I would be very careful about trying to affect the seller's future sale. If you communicate the survey then fine but what if:
a) seller cannot sell because of untrue comments about his property. (The facts of the survey are one thing, "possible damp" but the assertion that they are indicative of further damage is speculation)
b) seller has to drop price because a surveyor who was working for you has indicated that the price needs dropping.
c) future buyers have to spend money on unnecessary surveys which maybe their own first survey would not have recommended. (Possible damp is a frequent "cover yourself" term for surveyors in houses of that age.
It is nothing more than revenge and makes the whole process very unpleasant.
Essentially the vendor pulled out. You offered below asking, you had a survey done, you quizzed him over damp/floors, you asked for another survey and I am sure gave the impression that you suspected "significant" damp - and therefore the sale was at risk anyway - certainly at that price.
If I were a vendor I'd do the same. You were absolutely right to request another survey if you wanted to be sure. And he was absolutely right if he wanted to pull out and go for a quicker, more straightforward sale.
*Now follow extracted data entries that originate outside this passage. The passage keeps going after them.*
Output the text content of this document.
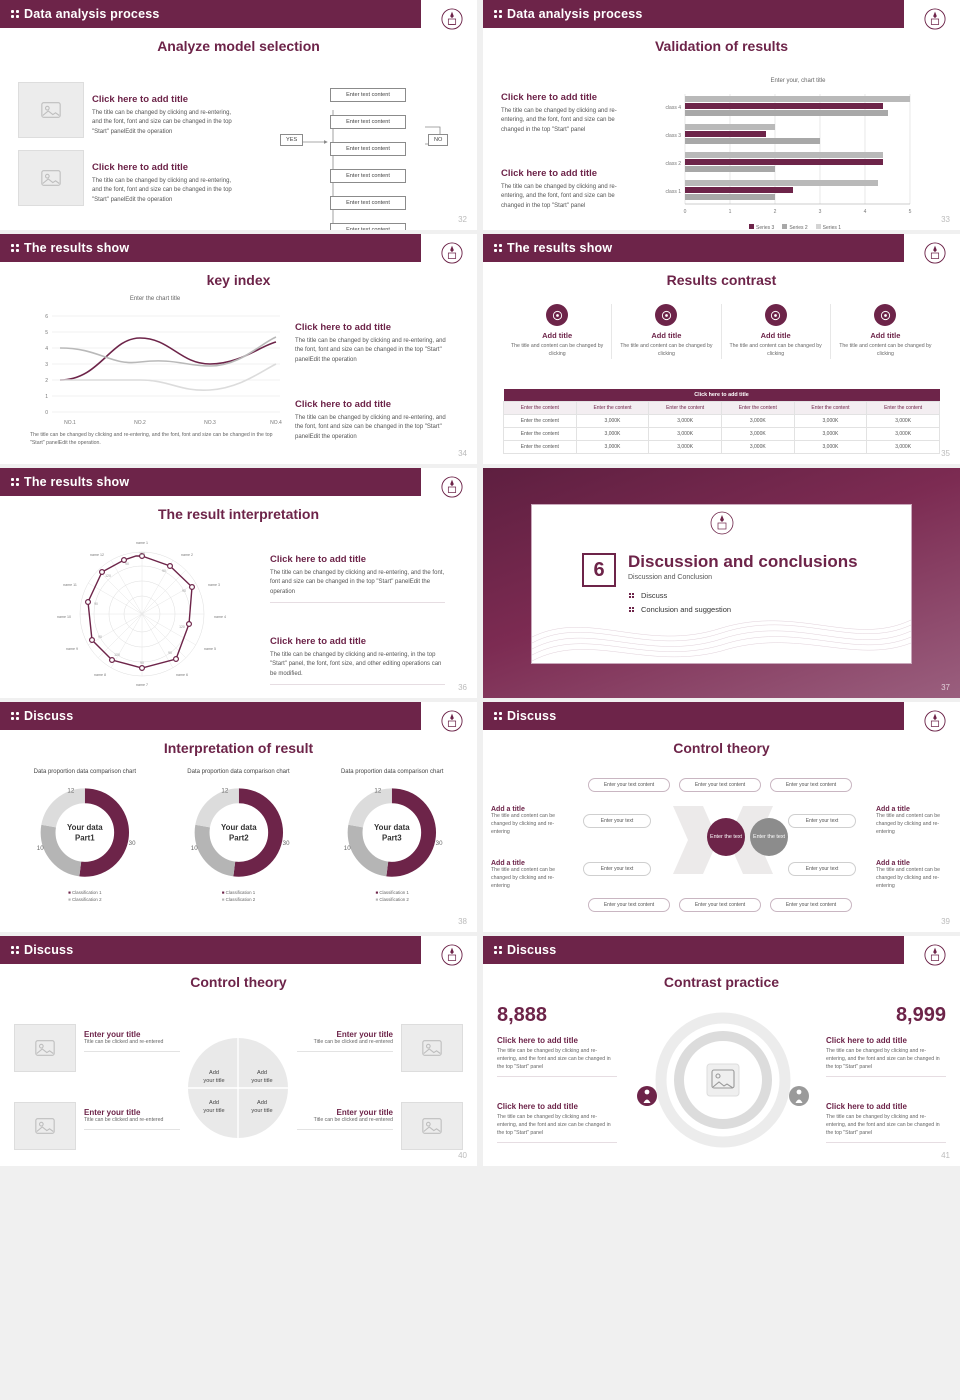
Data analysis process
Analyze model selection
Click here to add title
The title can be changed by clicking and re-entering, and the font, font and size can be changed in the top "Start" panelEdit the operation
Click here to add title
The title can be changed by clicking and re-entering, and the font, font and size can be changed in the top "Start" panelEdit the operation
YES	NO
Enter text content
Enter text content
Enter text content
Enter text content
Enter text content
Enter text content
32
Data analysis process
Validation of results
Click here to add title
The title can be changed by clicking and re-entering, and the font, font and size can be changed in the top "Start" panel
Click here to add title
The title can be changed by clicking and re-entering, and the font, font and size can be changed in the top "Start" panel
Enter your, chart title
0	1	2	3	4	5
class 4
class 3
class 2
class 1
Series 3	Series 2	Series 1
33
The results show
key index
Enter the chart title
6
5
4
3
2
1
0
NO.1	NO.2	NO.3	NO.4
The title can be changed by clicking and re-entering, and the font, font and size can be changed in the top "Start" panelEdit the operation.
Click here to add title
The title can be changed by clicking and re-entering, and the font, font and size can be changed in the top "Start" panelEdit the operation
Click here to add title
The title can be changed by clicking and re-entering, and the font, font and size can be changed in the top "Start" panelEdit the operation
34
The results show
Results contrast
Add title
The title and content can be changed by clicking
Add title
The title and content can be changed by clicking
Add title
The title and content can be changed by clicking
Add title
The title and content can be changed by clicking
Click here to add title					
Enter the content	Enter the content	Enter the content	Enter the content	Enter the content	Enter the content
Enter the content	3,000K	3,000K	3,000K	3,000K	3,000K
Enter the content	3,000K	3,000K	3,000K	3,000K	3,000K
Enter the content	3,000K	3,000K	3,000K	3,000K	3,000K
35
The results show
The result interpretation
name 1
name 2
name 3
name 4
name 5
name 6
name 7
name 8
name 9
name 10
name 11
name 12	120
90
90
120
90
90
120
90
90
120
90	Click here to add title
The title can be changed by clicking and re-entering, and the font, font and size can be changed in the top "Start" panelEdit the operation
Click here to add title
The title can be changed by clicking and re-entering, in the top "Start" panel, the font, font size, and other editing operations can be modified.
36
6	Discussion and conclusions
Discussion and Conclusion
Discuss
Conclusion and suggestion
37
Discuss
Interpretation of result
Data proportion data comparison chart
Your data
Part1
12
30
10
■ Classification 1
■ Classification 2
Data proportion data comparison chart
Your data
Part2
12
30
10
■ Classification 1
■ Classification 2
Data proportion data comparison chart
Your data
Part3
12
30
10
■ Classification 1
■ Classification 2
38
Discuss
Control theory
Enter your text content	Enter your text content	Enter your text content
Enter your text content	Enter your text content	Enter your text content
Enter your text
Enter your text
Enter your text
Enter your text
Enter the text	Enter the text
Add a title
The title and content can be changed by clicking and re-entering
Add a title
The title and content can be changed by clicking and re-entering
Add a title
The title and content can be changed by clicking and re-entering
Add a title
The title and content can be changed by clicking and re-entering
39
Discuss
Control theory
Enter your title
Title can be clicked and re-entered
Enter your title
Title can be clicked and re-entered
Enter your title
Title can be clicked and re-entered
Enter your title
Title can be clicked and re-entered
Add
your title
Add
your title
Add
your title
Add
your title
40
Discuss
Contrast practice
8,888
Click here to add title
The title can be changed by clicking and re-entering, and the font and size can be changed in the top "Start" panel
Click here to add title
The title can be changed by clicking and re-entering, and the font and size can be changed in the top "Start" panel
8,999
Click here to add title
The title can be changed by clicking and re-entering, and the font and size can be changed in the top "Start" panel
Click here to add title
The title can be changed by clicking and re-entering, and the font and size can be changed in the top "Start" panel
41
Think if your "lost" buyers now tell all the local EAs that you are dodgy sellers who pull out at no notice because....., (and they may cite any reason they like), and that is passed on to other prospective buyers.... And you say "No that's not true..." But hey - damage done.
A new buyer will do their own checks and make their own agreement.
It is one thing being fair - quite another to try and screw over other people.